Experimental results based on the agarose gel phantoms. Various T_1ρ‐weighted images (T _SL = 4, 40, 42, and 44 ms) for each spin‐locking (SL) module are shown, along with the corresponding T_1ρ, residual maps, and residual sum of squares (RSS) in the case of f _SL = 100 Hz and B₁ field deviation = −20%. The results show the performance of the modules without additional gradient‐induced B₀ field deviations. B‐SL, balanced‐SL; C‐SL, composite‐SL; QR‐SL, quadruple‐refocused‐SL; TR‐SL, triple‐refocused‐SL.

FIGURE 8

Experimental results based on the agarose gel phantoms for gradient‐induced B₀ field deviations.
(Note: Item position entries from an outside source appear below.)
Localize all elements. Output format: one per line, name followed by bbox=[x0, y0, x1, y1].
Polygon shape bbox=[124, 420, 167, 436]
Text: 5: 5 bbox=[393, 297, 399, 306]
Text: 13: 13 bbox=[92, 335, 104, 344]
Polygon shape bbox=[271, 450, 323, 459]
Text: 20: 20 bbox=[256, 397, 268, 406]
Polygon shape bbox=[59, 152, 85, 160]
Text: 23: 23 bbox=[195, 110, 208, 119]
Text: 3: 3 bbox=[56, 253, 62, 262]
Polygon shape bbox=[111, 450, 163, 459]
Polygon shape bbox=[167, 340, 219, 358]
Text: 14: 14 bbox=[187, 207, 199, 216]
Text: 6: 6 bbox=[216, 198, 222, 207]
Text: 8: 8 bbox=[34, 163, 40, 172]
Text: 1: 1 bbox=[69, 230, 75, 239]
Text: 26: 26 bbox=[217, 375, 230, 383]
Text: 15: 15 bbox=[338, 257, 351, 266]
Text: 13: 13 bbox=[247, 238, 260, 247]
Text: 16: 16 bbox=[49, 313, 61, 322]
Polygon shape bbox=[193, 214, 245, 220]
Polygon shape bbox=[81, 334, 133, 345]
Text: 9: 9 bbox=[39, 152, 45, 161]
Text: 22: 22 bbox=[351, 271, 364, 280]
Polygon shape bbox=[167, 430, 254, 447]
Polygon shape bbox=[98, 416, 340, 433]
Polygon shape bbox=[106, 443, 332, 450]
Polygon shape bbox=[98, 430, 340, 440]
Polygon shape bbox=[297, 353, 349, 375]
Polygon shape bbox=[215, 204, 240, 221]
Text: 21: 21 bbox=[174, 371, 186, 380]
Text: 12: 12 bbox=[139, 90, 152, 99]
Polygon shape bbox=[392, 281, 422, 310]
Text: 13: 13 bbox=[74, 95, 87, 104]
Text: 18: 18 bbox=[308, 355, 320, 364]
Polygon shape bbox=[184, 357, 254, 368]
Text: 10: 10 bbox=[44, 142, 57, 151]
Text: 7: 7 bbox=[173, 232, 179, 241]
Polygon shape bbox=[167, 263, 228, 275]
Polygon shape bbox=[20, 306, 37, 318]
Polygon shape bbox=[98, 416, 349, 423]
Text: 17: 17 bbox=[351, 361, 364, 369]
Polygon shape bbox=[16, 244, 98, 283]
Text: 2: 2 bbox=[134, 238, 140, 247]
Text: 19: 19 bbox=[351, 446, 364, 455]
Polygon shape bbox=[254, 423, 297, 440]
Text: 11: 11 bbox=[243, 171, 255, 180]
For each spin‐locking (SL) module, the corresponding T_1ρ, residual maps, and residual sum of squares (RSS) are presented for f _SL = 100, 500, and 1000 Hz, with B₁ field deviation = −20%, and local field of view varying B₀ = −58…58 Hz (Δf ₀ map induced by the gradient obtained from a liquid phantom). As f _SL increases, the performance of each module is significantly enhanced.

FIGURE 9

Experimental results based on the knee cartilage for gradient‐induced B₀‐field deviations. For each spin‐locking (SL) module, the T_1ρ under standard shimming, T_1ρ under manually induced field imperfections (when f _SL = 100 Hz, B₁ field deviation = −20% and local field of view varying B₀ = −77…77 Hz), residual maps, and residual sum of squares (RSS) are shown. The RSS of the quadruple‐refocused‐SL (QR‐SL) module is decreased by 24.3%, 68.9%, and 12.5%, respectively, compared with the composite‐SL (C‐SL), balanced‐SL (B‐SL), and triple‐refocused‐SL (TR‐SL) modules.

FIGURE 10

Comparison of root mean square (RMS) radiofrequency integrals for the four T_1ρ preparation modules for phantom measurements with f _SL = 100, 500 and 1000 Hz, and T _SL = 4, 38, 40, 42, and 44 ms. The RMS integrals of the quadruple‐refocused‐SL (QR‐SL) module show a relative increase of 13.4%, 2.6%, and 0.7% compared with those of the composite‐SL (C‐SL) module when f _SL = 100, 500, and 1000 Hz and T _SL = 44 ms, respectively.